Additionally, Haitian leaders, including attorney Judeline Tamar Constant-Rouzard, community leader Carl-Henry Joseph, and Renold Julien, who heads up Knobit Neg Lakay, asked Interim Healthcare representatives to consider a list of demands, including setting up a perpetual scholarship for Haitian nurses graduating from Rockland Community College, Dominican College and Nyack College.
"This dialogue was a start, and it went well," said Joseph. "We will continue to meet."
On Oct. 15, an ad seeking to fill a nursing position in West Haverstraw was placed in the local Pennysaver. The typo-ridden classified said, in part, "Laid back nurse, no haitians." The ad sparked outrage, and the company, a Rockland-based national franchise that provides in-home care, apologized.
The Haitian community was not satisfied with the apology.
On Tuesday, Constant-Rouzard broke down the demands her community has put forth to the health-care company. First, they have asked Interim to stop asking their employees to call politicians and the media in an effort to do damage control.
"This is not appropriate," said Constant-Rouzard. "It puts employees in a compromised position."
Haitian leaders want Interim to provide sensitivity training for employees.
Rouzard said the company has hired an outside consultant to study whether the insensitive ad was a one-time fluke or whether there is a systemic problem. "We want Interim to share the results of the study," the attorney said.
Finally, Haitian leaders would like Interim to set up perpetual scholarships for Haitian nurses.
"We will see what happens," said Constant-Rouzard.
Joyce McNally, a nurse, and president of Interim Healthcare was in attendance at the meeting, but was unwilling to talk to a reporter Tuesday. On Wednesday, she sent this statement: "We take this issue very seriously and sincerely apologize for any pain we have caused. This was an inexcusable mistake and we have taken several steps internally to strengthen our procedures to ensure this will not happen again. We have also terminated the two employees involved in this action, including the senior HR director who was responsible for the oversight.
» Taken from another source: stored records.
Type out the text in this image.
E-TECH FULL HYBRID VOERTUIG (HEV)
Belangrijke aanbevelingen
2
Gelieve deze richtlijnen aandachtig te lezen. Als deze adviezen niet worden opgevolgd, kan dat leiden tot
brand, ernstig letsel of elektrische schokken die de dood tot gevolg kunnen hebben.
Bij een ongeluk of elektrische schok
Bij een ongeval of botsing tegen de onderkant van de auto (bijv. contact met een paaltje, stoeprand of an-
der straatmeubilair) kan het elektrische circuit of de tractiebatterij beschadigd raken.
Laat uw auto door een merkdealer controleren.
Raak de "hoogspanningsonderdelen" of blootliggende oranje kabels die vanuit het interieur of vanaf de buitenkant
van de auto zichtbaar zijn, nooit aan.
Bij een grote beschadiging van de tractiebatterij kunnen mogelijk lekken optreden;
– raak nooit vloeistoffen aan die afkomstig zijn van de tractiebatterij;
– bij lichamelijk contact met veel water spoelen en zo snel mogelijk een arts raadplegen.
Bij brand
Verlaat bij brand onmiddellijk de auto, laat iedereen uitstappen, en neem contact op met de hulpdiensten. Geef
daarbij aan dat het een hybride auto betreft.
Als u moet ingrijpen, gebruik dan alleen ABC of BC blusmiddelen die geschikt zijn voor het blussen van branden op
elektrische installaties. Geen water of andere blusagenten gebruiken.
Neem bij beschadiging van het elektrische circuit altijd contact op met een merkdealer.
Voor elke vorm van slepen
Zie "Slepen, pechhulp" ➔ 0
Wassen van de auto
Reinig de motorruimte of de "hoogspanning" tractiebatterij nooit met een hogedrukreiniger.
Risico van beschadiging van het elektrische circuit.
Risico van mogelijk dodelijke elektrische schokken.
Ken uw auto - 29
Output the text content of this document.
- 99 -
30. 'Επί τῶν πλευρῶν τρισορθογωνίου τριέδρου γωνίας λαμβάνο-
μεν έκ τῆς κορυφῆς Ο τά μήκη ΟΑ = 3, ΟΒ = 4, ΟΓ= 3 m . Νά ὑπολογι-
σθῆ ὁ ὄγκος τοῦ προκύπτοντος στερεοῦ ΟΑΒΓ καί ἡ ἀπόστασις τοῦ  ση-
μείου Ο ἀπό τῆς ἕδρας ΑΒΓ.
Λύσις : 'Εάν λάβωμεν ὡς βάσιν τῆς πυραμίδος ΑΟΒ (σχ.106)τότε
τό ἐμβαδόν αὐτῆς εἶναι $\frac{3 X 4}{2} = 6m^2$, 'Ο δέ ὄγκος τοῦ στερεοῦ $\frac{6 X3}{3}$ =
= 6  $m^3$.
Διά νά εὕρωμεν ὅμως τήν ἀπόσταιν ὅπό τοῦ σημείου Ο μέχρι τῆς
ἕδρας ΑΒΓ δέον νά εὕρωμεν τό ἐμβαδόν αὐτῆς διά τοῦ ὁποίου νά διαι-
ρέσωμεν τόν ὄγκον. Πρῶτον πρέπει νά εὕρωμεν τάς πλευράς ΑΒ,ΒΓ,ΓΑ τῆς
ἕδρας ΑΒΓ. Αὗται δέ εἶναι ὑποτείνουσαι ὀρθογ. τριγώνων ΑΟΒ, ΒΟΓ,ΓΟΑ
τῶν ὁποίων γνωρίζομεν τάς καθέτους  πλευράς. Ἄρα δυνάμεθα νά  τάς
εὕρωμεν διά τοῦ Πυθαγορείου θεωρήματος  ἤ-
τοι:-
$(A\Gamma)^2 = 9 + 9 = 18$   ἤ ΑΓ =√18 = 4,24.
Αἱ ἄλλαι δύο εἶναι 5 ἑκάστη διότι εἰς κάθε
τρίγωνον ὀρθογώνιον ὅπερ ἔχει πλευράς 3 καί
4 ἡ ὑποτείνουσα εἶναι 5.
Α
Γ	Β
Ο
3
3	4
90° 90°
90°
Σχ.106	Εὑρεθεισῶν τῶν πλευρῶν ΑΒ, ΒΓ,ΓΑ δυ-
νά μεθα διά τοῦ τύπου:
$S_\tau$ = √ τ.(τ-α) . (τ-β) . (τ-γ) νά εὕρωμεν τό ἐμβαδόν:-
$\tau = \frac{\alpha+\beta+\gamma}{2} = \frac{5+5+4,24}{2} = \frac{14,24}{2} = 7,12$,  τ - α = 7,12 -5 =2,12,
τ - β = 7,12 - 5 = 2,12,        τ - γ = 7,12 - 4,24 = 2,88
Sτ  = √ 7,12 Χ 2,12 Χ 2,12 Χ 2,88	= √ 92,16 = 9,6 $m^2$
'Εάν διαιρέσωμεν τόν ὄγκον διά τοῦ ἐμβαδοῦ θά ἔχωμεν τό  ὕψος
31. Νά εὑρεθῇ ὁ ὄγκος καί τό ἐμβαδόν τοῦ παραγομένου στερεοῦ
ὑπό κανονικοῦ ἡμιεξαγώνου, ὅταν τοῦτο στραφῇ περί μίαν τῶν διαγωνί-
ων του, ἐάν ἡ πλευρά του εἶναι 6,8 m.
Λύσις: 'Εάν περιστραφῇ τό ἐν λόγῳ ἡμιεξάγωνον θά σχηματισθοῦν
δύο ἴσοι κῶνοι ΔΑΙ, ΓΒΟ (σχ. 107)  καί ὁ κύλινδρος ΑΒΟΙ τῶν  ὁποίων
Interim's advertisement violated federal and state civil rights laws that prohibit discrimination in hiring based on national origin, Assistant Attorney General Diane Lucas said in a letter sent to the company in October. The company pulled the ad. There is an ongoing investigation of possible violations at both the state and federal level.
"This is the first time we've sat in a room together," said Jaffee. "It's the first in a series of discussions."